Enrica Canepa, figlia del partigiano Marzo: “Sono stata salvata dai contadini liguri”

Enrica Canepa era una bambina durante la Seconda Guerra Mondiale, in fuga dai fascisti e nascosta nelle campagne genovesi; grazie alla famiglia Fuselli si salvò. La sua storia messa in scena in "Ridarella"

Enrica Canepa

Enrica Canepa

Nella Giornata della Memoria, per non dimenticare, mai, ci vogliono i racconti, le testimonianze di chi dai lager e dalla guerra è riuscito a tornare, e di chi, partigiano, è sfuggito ai nazi-fascisti anche grazie al sacrificio di altri.

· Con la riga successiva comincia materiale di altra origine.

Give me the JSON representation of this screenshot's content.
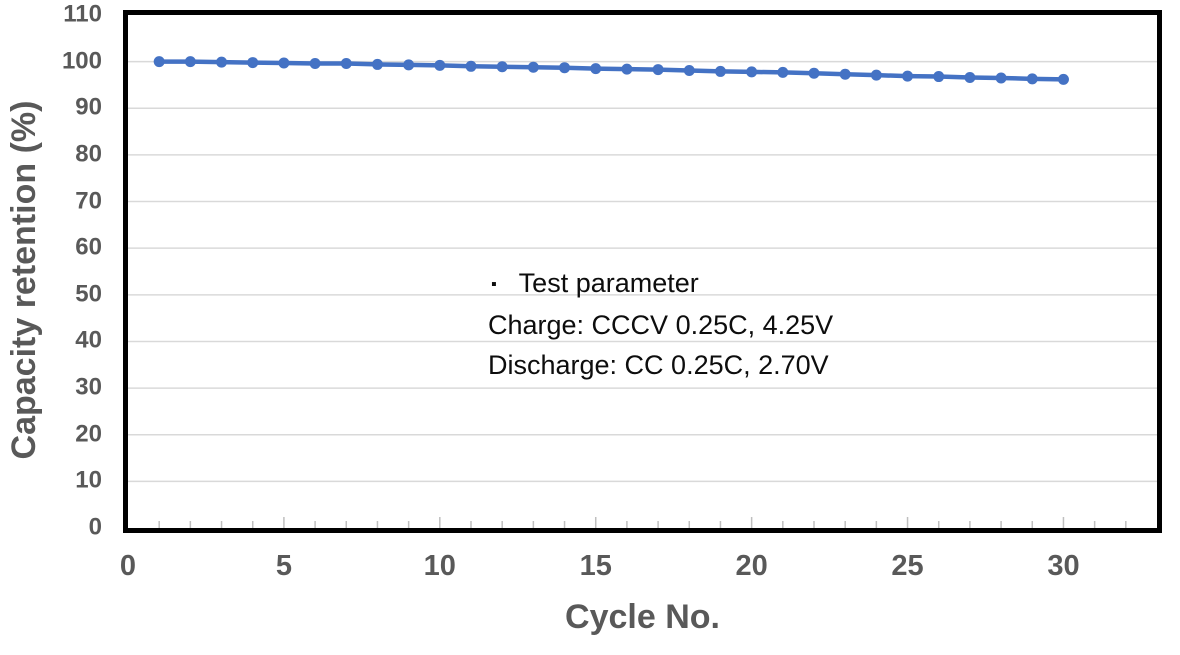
{
  "chart_data": {
    "type": "line",
    "title": "",
    "xlabel": "Cycle No.",
    "ylabel": "Capacity retention (%)",
    "x": [
      1,
      2,
      3,
      4,
      5,
      6,
      7,
      8,
      9,
      10,
      11,
      12,
      13,
      14,
      15,
      16,
      17,
      18,
      19,
      20,
      21,
      22,
      23,
      24,
      25,
      26,
      27,
      28,
      29,
      30
    ],
    "series": [
      {
        "name": "Capacity retention",
        "values": [
          100.0,
          100.0,
          99.9,
          99.8,
          99.7,
          99.6,
          99.6,
          99.4,
          99.3,
          99.2,
          99.0,
          98.9,
          98.8,
          98.7,
          98.5,
          98.4,
          98.3,
          98.1,
          97.9,
          97.8,
          97.7,
          97.5,
          97.3,
          97.1,
          96.9,
          96.8,
          96.6,
          96.5,
          96.3,
          96.2
        ]
      }
    ],
    "xlim": [
      0,
      33
    ],
    "ylim": [
      0,
      110
    ],
    "x_ticks": [
      0,
      5,
      10,
      15,
      20,
      25,
      30
    ],
    "y_ticks": [
      0,
      10,
      20,
      30,
      40,
      50,
      60,
      70,
      80,
      90,
      100,
      110
    ],
    "x_minor_tick_step": 1,
    "grid": "horizontal",
    "legend": "none",
    "annotation": {
      "bullet_icon": "▪",
      "title": "Test parameter",
      "charge": "Charge: CCCV 0.25C, 4.25V",
      "discharge": "Discharge: CC 0.25C, 2.70V"
    },
    "colors": {
      "series": "#4472C4",
      "axis_text": "#595959",
      "gridline": "#D9D9D9",
      "minor_tick": "#BFBFBF",
      "plot_border": "#000000",
      "annotation_text": "#0D0D0D",
      "background": "#FFFFFF"
    }
  }
}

E questo lo sa bene Enrica Canepa, che, nonostante il conflitto mondiale, quel periodo lo racconta “come se fosse una fiaba”, mentre sfoglia l’album di fotografie, fatto dal papà, a testimonianza dell’infanzia felice che ha vissuto. E non per niente era soprannominata Ridarella.

Enrica, infatti, 88 anni e occhi verdi ancora sorridenti, da figlia di partigiani – di Giovan Battista Canepa “Marzo”, già eroe nella battaglia di Caporetto, e di Maria Vitiello, la prima donna partigiana – è stata una bambina in fuga per anni: da Genova a Milano a Parigi, ha vissuto avventure rocambolesche, da romanzo, a partire dalla fuga di Natale, a 10 anni, in camicia da notte, con la mamma, quando, prima dell’8 settembre, tutta la famiglia era ricercata dai fascisti. Sono gli anni in cui deve vivere nascosta, prima di tutto nell’entroterra di Chiavari, dove è sopravvissuta grazie a chi, mettendo a repentaglio la propria vita, ha deciso di nasconderla: “Dovete parlare dei contadini della Liguria – dice – perché senza di loro i partigiani ce l’avrebbero fatta. Hanno rischiato per aiutarli e anche per aiutare me, si deve sapere”.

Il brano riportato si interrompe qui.